Evaluating expressions in algebra involves replacing variables with their corresponding values and then simplifying the expression using the rules of arithmetic and algebra. It's a crucial skill that allows students to find the value of an expression for given values of its variables.

• Begin with the initial expression:
  In our example, we have the expression \(x^{2}-(xy-y)\).
• Replace the variables with given values:
  Here, we substitute \(x=3\) and \(y=-4\) into the expression.
• Simplify using arithmetic rules:
  This means performing the operations as dictated by the order of operations—parentheses, exponents, multiplication and division (from left to right), and addition and subtraction (from left to right).
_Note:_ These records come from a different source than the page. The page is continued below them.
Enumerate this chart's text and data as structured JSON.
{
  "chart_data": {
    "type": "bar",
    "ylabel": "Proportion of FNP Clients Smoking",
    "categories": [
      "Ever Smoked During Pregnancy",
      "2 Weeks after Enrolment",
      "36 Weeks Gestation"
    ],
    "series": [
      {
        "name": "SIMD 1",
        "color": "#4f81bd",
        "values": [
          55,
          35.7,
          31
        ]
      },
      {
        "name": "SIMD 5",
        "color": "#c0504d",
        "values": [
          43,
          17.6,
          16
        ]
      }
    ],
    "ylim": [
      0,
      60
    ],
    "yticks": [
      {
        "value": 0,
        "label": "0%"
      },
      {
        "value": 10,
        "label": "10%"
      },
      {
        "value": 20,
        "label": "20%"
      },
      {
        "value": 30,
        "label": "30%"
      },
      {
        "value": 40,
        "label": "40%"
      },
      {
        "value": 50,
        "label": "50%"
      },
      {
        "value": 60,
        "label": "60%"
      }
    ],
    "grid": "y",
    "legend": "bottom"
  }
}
Following these steps with the given parameters results in the value of 17 for the initial algebraic expression, meaning that once variables are correctly substituted, the process concludes with straightforward arithmetic.
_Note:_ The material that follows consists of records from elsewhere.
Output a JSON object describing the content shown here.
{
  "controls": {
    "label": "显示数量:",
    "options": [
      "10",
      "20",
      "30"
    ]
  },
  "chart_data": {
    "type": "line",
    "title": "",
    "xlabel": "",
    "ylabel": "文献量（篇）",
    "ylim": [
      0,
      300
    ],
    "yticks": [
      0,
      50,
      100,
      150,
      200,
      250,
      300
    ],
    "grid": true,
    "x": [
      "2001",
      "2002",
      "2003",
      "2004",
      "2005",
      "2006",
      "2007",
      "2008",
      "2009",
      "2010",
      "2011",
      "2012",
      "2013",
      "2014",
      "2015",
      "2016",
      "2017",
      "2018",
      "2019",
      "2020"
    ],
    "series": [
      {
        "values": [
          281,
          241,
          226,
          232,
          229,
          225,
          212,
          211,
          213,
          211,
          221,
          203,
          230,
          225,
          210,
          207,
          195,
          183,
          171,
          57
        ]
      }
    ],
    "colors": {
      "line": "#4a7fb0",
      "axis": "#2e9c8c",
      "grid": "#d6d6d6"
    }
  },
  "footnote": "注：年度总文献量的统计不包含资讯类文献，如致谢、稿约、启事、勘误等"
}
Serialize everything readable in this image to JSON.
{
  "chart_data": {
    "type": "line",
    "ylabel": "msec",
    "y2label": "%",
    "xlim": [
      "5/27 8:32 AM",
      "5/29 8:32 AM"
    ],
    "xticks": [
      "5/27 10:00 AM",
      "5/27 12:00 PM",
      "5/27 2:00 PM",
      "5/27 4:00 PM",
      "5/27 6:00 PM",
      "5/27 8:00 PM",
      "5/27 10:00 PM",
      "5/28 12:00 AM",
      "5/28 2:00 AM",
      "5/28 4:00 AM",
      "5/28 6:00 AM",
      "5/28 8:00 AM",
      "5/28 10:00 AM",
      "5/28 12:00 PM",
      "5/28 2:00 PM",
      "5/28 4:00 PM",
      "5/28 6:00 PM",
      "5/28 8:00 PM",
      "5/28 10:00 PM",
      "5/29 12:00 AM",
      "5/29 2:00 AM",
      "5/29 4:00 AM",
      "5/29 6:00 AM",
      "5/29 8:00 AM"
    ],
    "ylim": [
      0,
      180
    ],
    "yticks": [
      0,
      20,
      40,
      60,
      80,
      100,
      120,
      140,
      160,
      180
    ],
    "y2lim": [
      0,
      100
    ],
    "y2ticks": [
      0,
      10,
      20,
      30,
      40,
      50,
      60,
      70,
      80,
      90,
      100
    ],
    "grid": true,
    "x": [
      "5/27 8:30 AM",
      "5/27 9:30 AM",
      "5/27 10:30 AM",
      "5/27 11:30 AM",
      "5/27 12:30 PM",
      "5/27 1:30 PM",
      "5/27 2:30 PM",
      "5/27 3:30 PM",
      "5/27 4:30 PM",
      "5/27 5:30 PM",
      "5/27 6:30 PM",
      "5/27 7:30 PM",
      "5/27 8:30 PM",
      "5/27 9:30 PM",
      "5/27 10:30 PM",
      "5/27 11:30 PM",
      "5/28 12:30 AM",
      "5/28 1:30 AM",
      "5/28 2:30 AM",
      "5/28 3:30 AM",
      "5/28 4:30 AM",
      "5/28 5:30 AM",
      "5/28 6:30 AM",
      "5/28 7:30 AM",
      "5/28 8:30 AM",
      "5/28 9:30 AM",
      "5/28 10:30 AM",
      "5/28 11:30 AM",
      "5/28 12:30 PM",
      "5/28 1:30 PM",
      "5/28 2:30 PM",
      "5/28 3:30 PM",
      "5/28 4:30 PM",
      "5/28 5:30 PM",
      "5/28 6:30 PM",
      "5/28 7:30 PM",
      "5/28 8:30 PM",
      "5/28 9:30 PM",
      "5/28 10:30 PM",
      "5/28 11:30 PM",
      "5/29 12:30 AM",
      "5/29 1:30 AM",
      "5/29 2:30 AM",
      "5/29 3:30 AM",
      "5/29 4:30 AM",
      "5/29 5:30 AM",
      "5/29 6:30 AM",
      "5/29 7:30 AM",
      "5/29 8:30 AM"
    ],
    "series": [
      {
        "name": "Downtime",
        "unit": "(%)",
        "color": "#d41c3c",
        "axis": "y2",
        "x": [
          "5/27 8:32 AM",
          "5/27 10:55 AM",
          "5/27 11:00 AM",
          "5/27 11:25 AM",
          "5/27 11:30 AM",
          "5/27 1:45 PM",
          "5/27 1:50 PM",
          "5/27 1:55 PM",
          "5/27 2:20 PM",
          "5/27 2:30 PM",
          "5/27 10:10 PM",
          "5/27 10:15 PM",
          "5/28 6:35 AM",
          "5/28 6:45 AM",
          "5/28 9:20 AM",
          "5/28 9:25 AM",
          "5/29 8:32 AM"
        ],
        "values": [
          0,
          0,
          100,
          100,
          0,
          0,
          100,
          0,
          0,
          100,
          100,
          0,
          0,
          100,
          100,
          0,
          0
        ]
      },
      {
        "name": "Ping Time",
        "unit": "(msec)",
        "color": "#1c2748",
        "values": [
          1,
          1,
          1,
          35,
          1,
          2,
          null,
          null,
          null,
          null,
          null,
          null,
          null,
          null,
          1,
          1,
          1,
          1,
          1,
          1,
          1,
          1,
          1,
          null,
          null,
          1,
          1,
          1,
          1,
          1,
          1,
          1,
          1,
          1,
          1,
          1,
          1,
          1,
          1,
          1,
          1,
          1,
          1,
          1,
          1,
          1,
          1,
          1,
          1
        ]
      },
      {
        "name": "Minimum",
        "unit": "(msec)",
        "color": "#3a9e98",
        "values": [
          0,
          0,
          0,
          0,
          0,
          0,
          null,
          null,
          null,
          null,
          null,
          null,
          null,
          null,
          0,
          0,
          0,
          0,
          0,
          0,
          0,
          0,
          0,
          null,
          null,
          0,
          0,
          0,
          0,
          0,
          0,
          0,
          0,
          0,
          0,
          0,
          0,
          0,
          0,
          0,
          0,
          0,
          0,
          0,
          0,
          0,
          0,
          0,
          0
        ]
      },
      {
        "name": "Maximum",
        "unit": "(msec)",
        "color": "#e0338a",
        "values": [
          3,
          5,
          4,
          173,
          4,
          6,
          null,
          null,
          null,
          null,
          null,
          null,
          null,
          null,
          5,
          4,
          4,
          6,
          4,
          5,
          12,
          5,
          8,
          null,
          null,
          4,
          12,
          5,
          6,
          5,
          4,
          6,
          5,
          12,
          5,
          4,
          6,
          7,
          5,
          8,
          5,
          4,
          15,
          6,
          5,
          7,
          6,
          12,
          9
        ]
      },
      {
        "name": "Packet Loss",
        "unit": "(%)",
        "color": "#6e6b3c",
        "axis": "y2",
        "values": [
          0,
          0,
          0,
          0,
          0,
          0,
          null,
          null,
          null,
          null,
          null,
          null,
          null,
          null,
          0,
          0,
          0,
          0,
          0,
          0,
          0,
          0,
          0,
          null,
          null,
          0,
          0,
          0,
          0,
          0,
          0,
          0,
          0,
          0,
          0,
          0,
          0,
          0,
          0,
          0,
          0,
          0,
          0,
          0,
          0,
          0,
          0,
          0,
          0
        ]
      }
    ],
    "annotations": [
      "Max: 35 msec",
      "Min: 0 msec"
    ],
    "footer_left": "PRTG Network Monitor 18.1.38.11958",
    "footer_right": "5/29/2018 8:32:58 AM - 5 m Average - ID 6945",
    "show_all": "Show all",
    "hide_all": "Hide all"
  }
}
Solving linear equations is about finding the value of the variable that makes the equation true. These are the steps one usually follows:

• Isolate the variable: Aim to get the variable by itself on one side of the equation.
  In our exercise, to solve \(\frac{3(x+3)}{5}=2x+6\), we multiplied by 5 to clear the fraction and then rearranged the terms to isolate \(x\).
• Combine like terms: Group variables and constants together and simplify. For example, \(3x+9=10x+30\) transitions to \(7x=21\) once like terms are combined.
• Divide both sides of the equation to solve for the variable:
  After combining like terms, we divided both sides by 7 to get \(x=3\).

By following this process, linear equations become manageable, allowing for step-by-step solutions that lead to the clear identification of the value of the variable.

The substitution method is a technique used to solve systems of equations. This method involves solving one of the equations for one variable and then replacing that variable in the other equation with the obtained value.

• Solve one of the equations for one variable:
  Our example required solving for \(y\) in the equation \(–2y – 10 = 5y + 18\).
• Substitute the value found into the other equation or expression:
  We found \(y = –4\) and then substituted the values of \(x\) and \(y\) into the original algebraic expression.
• Solve the remaining equation or simplify the expression:
  After substituting, we simplified the expression to find the final result.

The strength of the substitution method is that it can turn a complicated system of equations into a simpler one, making it easier to manage and solve.